4 Things You Need to Know About MS-13 and This Mexican Cartel
The Infamous Salvadorean Gang is Expanding in the Midst of a Year Long Truce
April 10, 2013— -- On Friday, leaders from El Salvador's notoriously violent Mara Salvatrucha (MS-13) gang expanded the truce they brokered with the country's other major criminal groups back in March 2012. Now protected under the deal is the city of San Vicente, a small metropolis located in central El Salvador, making it the sixth city allegedly covered by the agreement. For many in the region, the expansion signals a welcome step toward ending the gruesome violence that has plagued Central America for nearly a decade.
The truce, however, could be an illusion, according to "Central American Gangs and Transnational Criminal Organizations: The Changing Relationships in a Time of Turmoil," a recent report from the International Assessment and Strategy Center (IASC), a Washington-based think-tank. The drop in violence heralded by the Salvadorian government -- murder rates have decreased nearly 50 percent since the truce went into effect -- may be nothing more than a smokescreen hiding MS-13's criminal expansion. And the truce could in fact be a pax mafiosa that is allowing them to regroup, branch out and form new alliances with criminal organizations like Mexico's Los Zetas.
"In the past few months, according to gang members and Salvadoran police officials, Los Zetas and the MS-13 have reached a more favorable and lucrative arrangement in human trafficking, whereby the Mexicans have greatly expanded their reach," said the report, co-authored by former Washington Post Central America correspondent Douglas Farah. "All the middlemen traffickers (polleros</> or coyotes</>) who use the routes controlled by Los Zetas are MS-13 members."
In other words, MS-13 may be getting stronger, not weaker. Here are four things you need to know about MS-13's current operations and how they're impacting the United States:
1. They have a wide -- and growing -- international network
The U.S. State Department dubbed MS-13 a transnational criminal organization (TNO) last October. In the U.S., it reportedly has a presence in more than 300 cities spanning upward of 40 states, and it is actively expanding to South America and Europe. The IASC report also noted that, as part of a new recruitment effort, the gang is accepting non-Salvadoran and non-Latino members for the first time in its history.

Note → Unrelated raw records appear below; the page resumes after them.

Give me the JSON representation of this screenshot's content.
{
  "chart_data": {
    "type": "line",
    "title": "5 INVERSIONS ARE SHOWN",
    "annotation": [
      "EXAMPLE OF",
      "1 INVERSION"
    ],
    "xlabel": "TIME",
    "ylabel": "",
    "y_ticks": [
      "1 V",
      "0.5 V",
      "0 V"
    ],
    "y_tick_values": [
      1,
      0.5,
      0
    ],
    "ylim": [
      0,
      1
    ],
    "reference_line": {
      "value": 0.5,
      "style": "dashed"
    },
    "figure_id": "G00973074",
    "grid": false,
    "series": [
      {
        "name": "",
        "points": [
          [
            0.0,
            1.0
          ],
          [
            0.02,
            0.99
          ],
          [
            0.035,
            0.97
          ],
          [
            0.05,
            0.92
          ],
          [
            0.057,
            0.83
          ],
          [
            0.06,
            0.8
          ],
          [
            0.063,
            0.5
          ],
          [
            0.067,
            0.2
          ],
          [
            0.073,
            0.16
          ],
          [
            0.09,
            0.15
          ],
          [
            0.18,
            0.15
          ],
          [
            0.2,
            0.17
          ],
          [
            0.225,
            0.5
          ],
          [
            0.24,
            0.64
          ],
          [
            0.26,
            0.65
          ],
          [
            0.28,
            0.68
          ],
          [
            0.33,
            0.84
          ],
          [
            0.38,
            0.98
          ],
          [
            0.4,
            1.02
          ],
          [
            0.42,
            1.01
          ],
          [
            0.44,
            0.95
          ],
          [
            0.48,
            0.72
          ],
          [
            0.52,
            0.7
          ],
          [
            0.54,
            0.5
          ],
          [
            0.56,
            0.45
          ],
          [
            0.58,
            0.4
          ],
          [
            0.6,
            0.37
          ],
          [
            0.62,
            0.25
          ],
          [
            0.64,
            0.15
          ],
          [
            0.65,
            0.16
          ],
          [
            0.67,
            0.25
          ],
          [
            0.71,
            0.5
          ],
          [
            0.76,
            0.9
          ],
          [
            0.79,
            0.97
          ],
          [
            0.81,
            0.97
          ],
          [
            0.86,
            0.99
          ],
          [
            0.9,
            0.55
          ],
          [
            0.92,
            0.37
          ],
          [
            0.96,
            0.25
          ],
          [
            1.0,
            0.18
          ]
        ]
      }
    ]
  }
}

One way the gang spreads is by having members deliberately seek deportation to countries where MS-13 plans to start new operation centers.
"We have orders that some of us, if caught, declare our citizenship to be from other countries," an upper-level gang member told the authors. "I am ordered to ask to return to Chile. Why? Because that is an area where we want to expand. Others are to go to other countries."
Among the countries where MS-13 is reportedly seeking to establish new clicas, or small neighborhood-level gangs, are Argentina, Peru and Spain.
2. They are becoming more sophisticated criminals
For years, MS-13 has dealt in extortion, murder for hire, small-scale drug trade, weapons trafficking, money laundering and human smuggling. Until recently, however, it wasn't considered a big player in any of those activities, at least when compared with Mexican drug-trafficking organizations like the Sinaloa cartel and Los Zetas. But that may be changing.